Before Rebuilding, He Visits His Old Bedroom
Scream of metal when kettle caught a fire
That ran up wall into this room. Here, once,
After Father said, If you are, you are not my son,
He wrote a note and cocooned three days
That broke into voice: not angel, but Sister
Asking Will you sleep forever? Now, that mattress
A tumble of ash. Black rubber puddles of shoes,
Photographs. Journals blown from room,
Strewn across the field, caught in branches.
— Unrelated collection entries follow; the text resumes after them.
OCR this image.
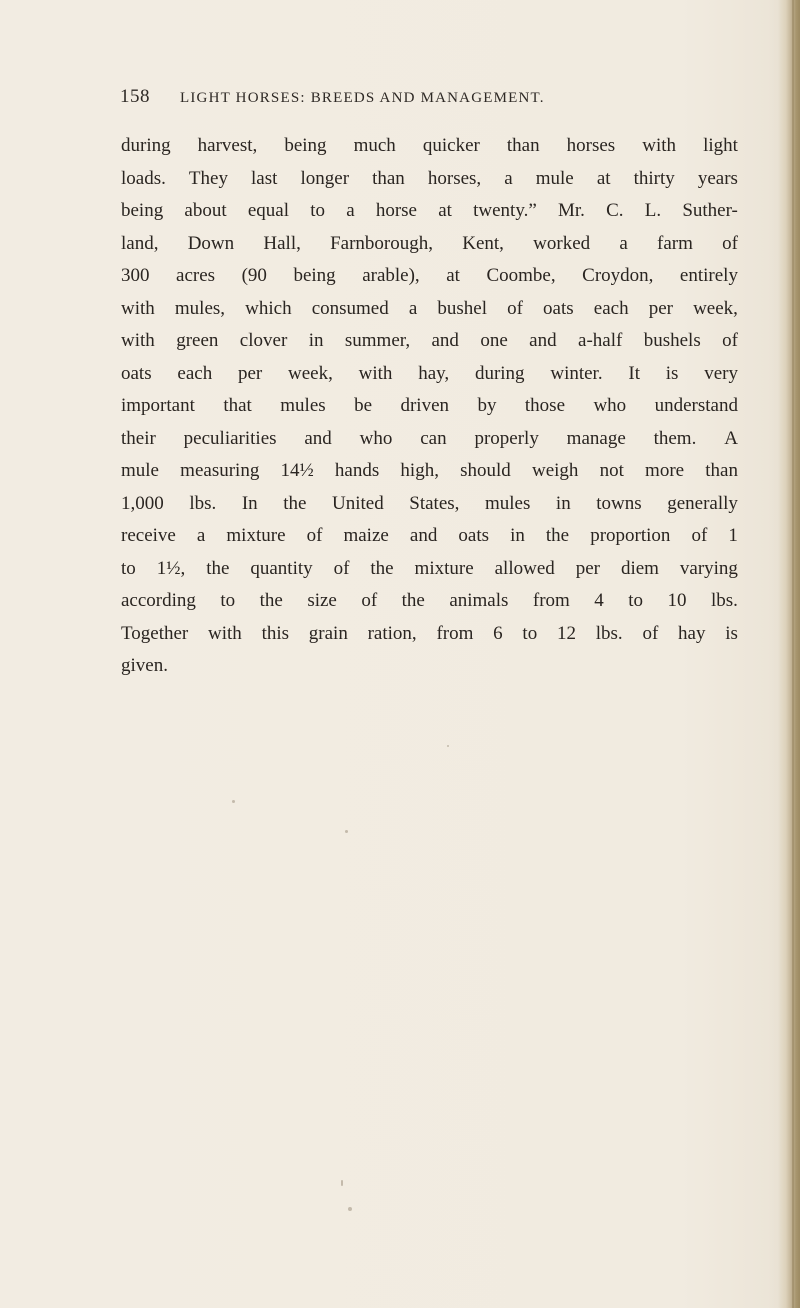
158 LIGHT HORSES: BREEDS AND MANAGEMENT.
during harvest, being much quicker than horses with light
loads. They last longer than horses, a mule at thirty years
being about equal to a horse at twenty.” Mr. C. L. Suther-
land, Down Hall, Farnborough, Kent, worked a farm of
300 acres (90 being arable), at Coombe, Croydon, entirely
with mules, which consumed a bushel of oats each per week,
with green clover in summer, and one and a-half bushels of
oats each per week, with hay, during winter. It is very
important that mules be driven by those who understand
their peculiarities and who can properly manage them. A
mule measuring 14½ hands high, should weigh not more than
1,000 lbs. In the United States, mules in towns generally
receive a mixture of maize and oats in the proportion of 1
to 1½, the quantity of the mixture allowed per diem varying
according to the size of the animals from 4 to 10 lbs.
Together with this grain ration, from 6 to 12 lbs. of hay is
given.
Yesterday, beside Ma Pearl's grapevines
Where he spent years imagining Violet,
A boy, a lover his parents would realize
Was inevitable as the holler's flood each spring—
He found our dreams
annihilate the world into Being.
No More the Counting of Marbles Instead of Crows
A black goat wheeling through fresh-planted sky,
But Father saw me as a tangle of wind,
A locust drone winging over blue hills.
He must be watched, Mother said, so I left
School for home, teacher for crow.
My sister the magnolia tree watched me
Sew leaves to skin, fill my mouth with loam,
Forget how to sing except when behind
My mask of branches. You are no longer
A child, she whispered as I dragged a bag
Of rocks toward the river, but I could not
Hear her above body changing water to stone,
This bleating inside each hollow bone.
Open field, never make a sound. What if
Our mothers could see us now. Our broad hands
Find delicate straps, blush of silver, gold.
Let me always fit in your palm. Let us
Always love right here, right here. This red land
Our blood, our death without resurrection.
But these nights—the stench of coal and oil lost
In your cinnamon body. My hands reach,
Fill with lace. The furthest place from daylight.
Click of buckshot, red flash, the chase. Always
Our fathers. Always the watching. Push your
Head lower, where petal lets down lip. What
Can we do but seek nectar where it blooms.